Data from two nationally representative surveys of British citizens revealed that feelings of national loyalty increased and endorsement of equality decreased among political liberals following the terrorist attack.

"Our findings show that terrorism shifts public attitudes towards greater loyalty to the in-group, less concern with fairness, and greater prejudice against Muslims and immigrants,” explained psychological scientists from the Centre for the Study of Group Processes at the University of Kent.

But it seems that this effect is stronger on those who are politically Left-leaning than those who are right-leaning.

"The overall impact is to create a climate in which it may be harder to promote or sustain intergroup tolerance, inclusiveness and trust,” said Julie Van de Vyver, one of the authors on the study.

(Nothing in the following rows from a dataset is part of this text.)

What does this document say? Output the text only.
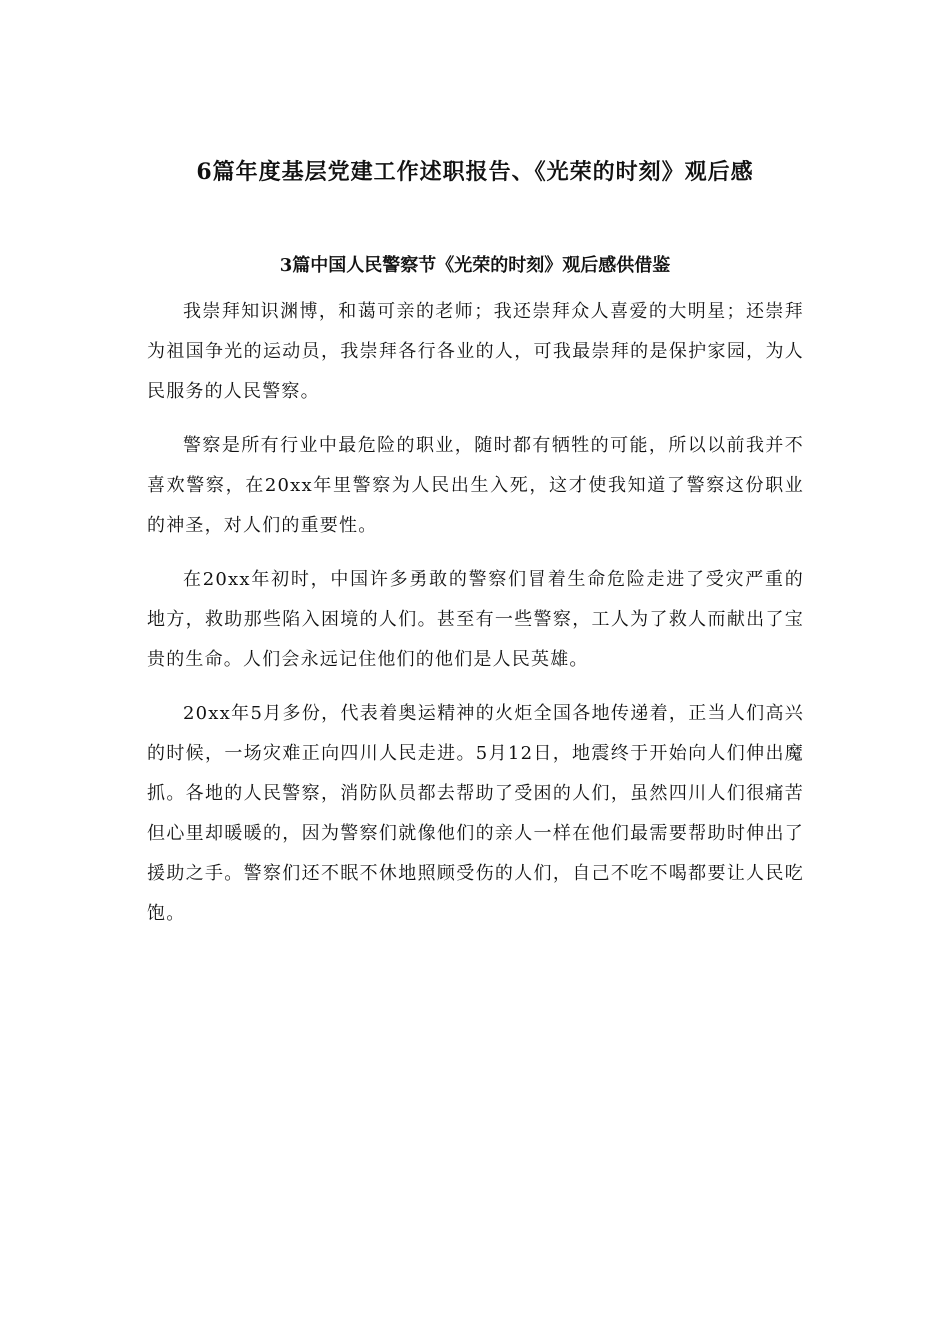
6篇年度基层党建工作述职报告、《光荣的时刻》观后感
3篇中国人民警察节《光荣的时刻》观后感供借鉴

我崇拜知识渊博，和蔼可亲的老师；我还崇拜众人喜爱的大明星；还崇拜为祖国争光的运动员，我崇拜各行各业的人，可我最崇拜的是保护家园，为人民服务的人民警察。

警察是所有行业中最危险的职业，随时都有牺牲的可能，所以以前我并不喜欢警察，在20xx年里警察为人民出生入死，这才使我知道了警察这份职业的神圣，对人们的重要性。

在20xx年初时，中国许多勇敢的警察们冒着生命危险走进了受灾严重的地方，救助那些陷入困境的人们。甚至有一些警察，工人为了救人而献出了宝贵的生命。人们会永远记住他们的他们是人民英雄。

20xx年5月多份，代表着奥运精神的火炬全国各地传递着，正当人们高兴的时候，一场灾难正向四川人民走进。5月12日，地震终于开始向人们伸出魔抓。各地的人民警察，消防队员都去帮助了受困的人们，虽然四川人们很痛苦但心里却暖暖的，因为警察们就像他们的亲人一样在他们最需要帮助时伸出了援助之手。警察们还不眠不休地照顾受伤的人们，自己不吃不喝都要让人民吃饱。
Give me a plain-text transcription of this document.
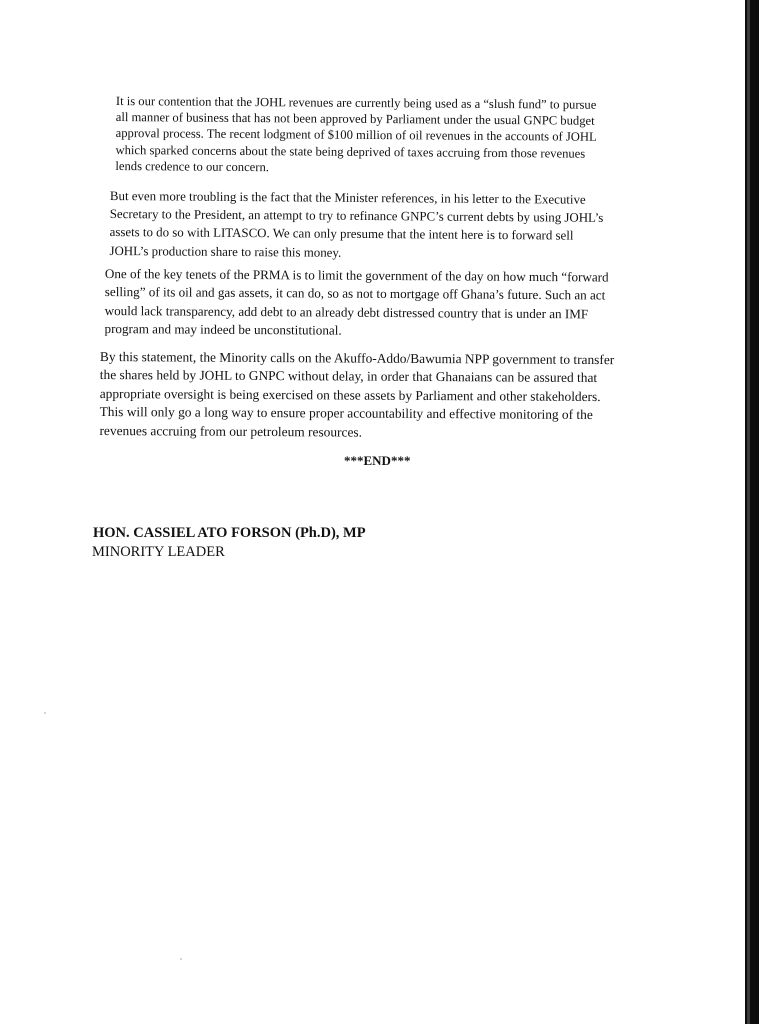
It is our contention that the JOHL revenues are currently being used as a “slush fund” to pursue
all manner of business that has not been approved by Parliament under the usual GNPC budget
approval process. The recent lodgment of $100 million of oil revenues in the accounts of JOHL
which sparked concerns about the state being deprived of taxes accruing from those revenues
lends credence to our concern.
But even more troubling is the fact that the Minister references, in his letter to the Executive
Secretary to the President, an attempt to try to refinance GNPC’s current debts by using JOHL’s
assets to do so with LITASCO. We can only presume that the intent here is to forward sell
JOHL’s production share to raise this money.
One of the key tenets of the PRMA is to limit the government of the day on how much “forward
selling” of its oil and gas assets, it can do, so as not to mortgage off Ghana’s future. Such an act
would lack transparency, add debt to an already debt distressed country that is under an IMF
program and may indeed be unconstitutional.
By this statement, the Minority calls on the Akuffo-Addo/Bawumia NPP government to transfer
the shares held by JOHL to GNPC without delay, in order that Ghanaians can be assured that
appropriate oversight is being exercised on these assets by Parliament and other stakeholders.
This will only go a long way to ensure proper accountability and effective monitoring of the
revenues accruing from our petroleum resources.
***END***
HON. CASSIEL ATO FORSON (Ph.D), MP
MINORITY LEADER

The researchers analysed newly available data from two nationally representative surveys, conducted about six weeks before and one month after the July 7, 2005, bombings in London.

The bombings, which occurred on public transport, killed 52 people and injured 770.

As expected, attitudes towards Muslims and toward immigrants were more negative following the attacks than before, but only among liberals while conservatives' views stayed relatively constant.

Thus, liberals' attitudes seemed to shift toward those of conservatives following the bombings.

This increased prejudice was accounted for by changes in liberals' moral foundations.vt

Specifically, liberals showed an increase in in-group loyalty and a decrease in fairness, and these shifts accounted for their negative attitudes toward Muslims and immigrants.

The results show that people's moral perspectives are not necessarily constant -- they can change according to the immediate context.

Based on these findings, the researchers argue that terrorist attacks may ultimately lead conservatives to consolidate their existing priorities, making them resistant to change.

At the same time, such attacks may prompt a shift in liberals' priorities toward more prejudiced attitudes.

The findings were published in the journal Psychological Science.